Overview of how to use new data to re-fit the pipeline, thus creating a new pipeline model

  1. Use ml_load() to reload the pipeline into the Spark session
flights_pipeline <- ml_load(sc, "saved_pipeline")
flights_pipeline
## Pipeline (Estimator) with 5 stages
## <pipeline_48894091d631> 
##   Stages 
##   |--1 SQLTransformer (Transformer)
##   |    <dplyr_transformer_4889709b1de9> 
##   |     (Parameters -- Column Names)
##   |--2 Binarizer (Transformer)
##   |    <binarizer_488915dc3fc5> 
##   |     (Parameters -- Column Names)
##   |      input_col: arrdelay
##   |      output_col: delayed
##   |--3 Bucketizer (Transformer)
##   |    <bucketizer_48892eb462c1> 
##   |     (Parameters -- Column Names)
##   |      input_col: crsdeptime
##   |      output_col: dephour
##   |--4 RFormula (Estimator)
##   |    <r_formula_488934917e7e> 
##   |     (Parameters -- Column Names)
##   |      features_col: features
##   |      label_col: label
##   |     (Parameters)
##   |      formula: delayed ~ arrdelay + dephour
##   |--5 LogisticRegression (Estimator)
##   |    <logistic_regression_4889771b69ab> 
##   |     (Parameters -- Column Names)
##   |      features_col: features
##   |      label_col: label
##   |      prediction_col: prediction
##   |      probability_col: probability
##   |      raw_prediction_col: rawPrediction
##   |     (Parameters)
##   |      elastic_net_param: 0
##   |      fit_intercept: TRUE
##   |      max_iter: 100
##   |      reg_param: 0
##   |      standardization: TRUE
##   |      threshold: 0.5
##   |      tol: 1e-06
  1. Create a new sample data set using sample_frac()

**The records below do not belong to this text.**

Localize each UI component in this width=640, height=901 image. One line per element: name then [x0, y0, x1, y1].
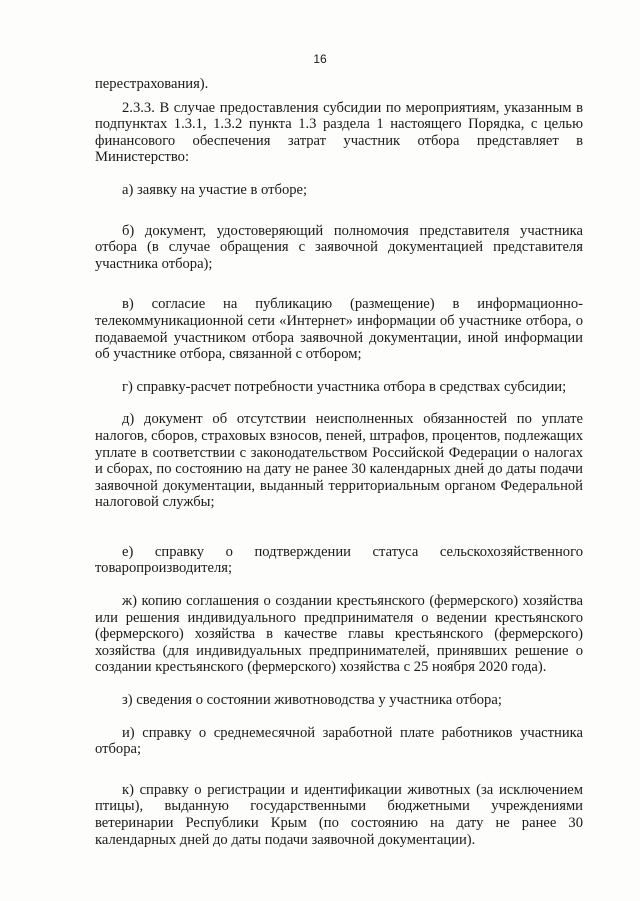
list-item-zh: ж) копию соглашения о создании крестьянского (фермерского) хозяйства или решения индивидуального предпринимателя о ведении крестьянского (фермерского) хозяйства в качестве главы крестьянского (фермерского) хозяйства (для индивидуальных предпринимателей, принявших решение о создании крестьянского (фермерского) хозяйства с 25 ноября 2020 года). — [95, 593, 583, 676]
list-item-z: з) сведения о состоянии животноводства у участника отбора; — [122, 692, 502, 709]
document-body — [95, 76, 583, 848]
list-item-e: е) справку о подтверждении статуса сельскохозяйственного товаропроизводителя; — [95, 543, 583, 577]
list-item-i: и) справку о среднемесячной заработной плате работников участника отбора; — [95, 724, 583, 758]
list-item-v: в) согласие на публикацию (размещение) в информационно-телекоммуникационной сети «Интернет» информации об участнике отбора, о подаваемой участником отбора заявочной документации, иной информации об участнике отбора, связанной с отбором; — [95, 296, 583, 363]
list-item-k: к) справку о регистрации и идентификации животных (за исключением птицы), выданную государственными бюджетными учреждениями ветеринарии Республики Крым (по состоянию на дату не ранее 30 календарных дней до даты подачи заявочной документации). — [95, 781, 583, 848]
list-item-g: г) справку-расчет потребности участника отбора в средствах субсидии; — [122, 378, 567, 395]
list-item-a: а) заявку на участие в отборе; — [122, 181, 308, 198]
page-number: 16 — [313, 52, 327, 66]
paragraph-continuation: перестрахования). — [95, 76, 209, 92]
list-item-b: б) документ, удостоверяющий полномочия представителя участника отбора (в случае обращения с заявочной документацией представителя участника отбора); — [95, 222, 583, 272]
paragraph-2-3-3: 2.3.3. В случае предоставления субсидии по мероприятиям, указанным в подпунктах 1.3.1, 1.3.2 пункта 1.3 раздела 1 настоящего Порядка, с целью финансового обеспечения затрат участник отбора представляет в Министерство: — [95, 99, 583, 166]
list-item-d: д) документ об отсутствии неисполненных обязанностей по уплате налогов, сборов, страховых взносов, пеней, штрафов, процентов, подлежащих уплате в соответствии с законодательством Российской Федерации о налогах и сборах, по состоянию на дату не ранее 30 календарных дней до даты подачи заявочной документации, выданный территориальным органом Федеральной налоговой службы; — [95, 411, 583, 511]
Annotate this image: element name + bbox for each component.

sample <- tbl(sc, "flights") %>%
  sample_frac(0.001) 
  1. Re-fit the model using ml_fit() and the new sample data
new_model <- ml_fit(flights_pipeline, sample)
new_model
## PipelineModel (Transformer) with 5 stages
## <pipeline_48894091d631> 
##   Stages 
##   |--1 SQLTransformer (Transformer)
##   |    <dplyr_transformer_4889709b1de9> 
##   |     (Parameters -- Column Names)
##   |--2 Binarizer (Transformer)
##   |    <binarizer_488915dc3fc5> 
##   |     (Parameters -- Column Names)
##   |      input_col: arrdelay
##   |      output_col: delayed
##   |--3 Bucketizer (Transformer)
##   |    <bucketizer_48892eb462c1> 
##   |     (Parameters -- Column Names)
##   |      input_col: crsdeptime
##   |      output_col: dephour
##   |--4 RFormulaModel (Transformer)
##   |    <r_formula_488934917e7e> 
##   |     (Parameters -- Column Names)
##   |      features_col: features
##   |      label_col: label
##   |     (Transformer Info)
##   |      formula:  chr "delayed ~ arrdelay + dephour" 
##   |--5 LogisticRegressionModel (Transformer)
##   |    <logistic_regression_4889771b69ab> 
##   |     (Parameters -- Column Names)
##   |      features_col: features
##   |      label_col: label
##   |      prediction_col: prediction
##   |      probability_col: probability
##   |      raw_prediction_col: rawPrediction
##   |     (Transformer Info)
##   |      coefficients:  num [1:2] 23.77421 -0.00874 
##   |      intercept:  num -369 
##   |      num_classes:  int 2 
##   |      num_features:  int 2 
##   |      threshold:  num 0.5
  1. Save the newly fitted model
ml_save(new_model, "new_model", overwrite = TRUE)
## NULL
list.files("new_model")
## [1] "metadata" "stages"
  1. Disconnect from Spark
spark_disconnect(sc)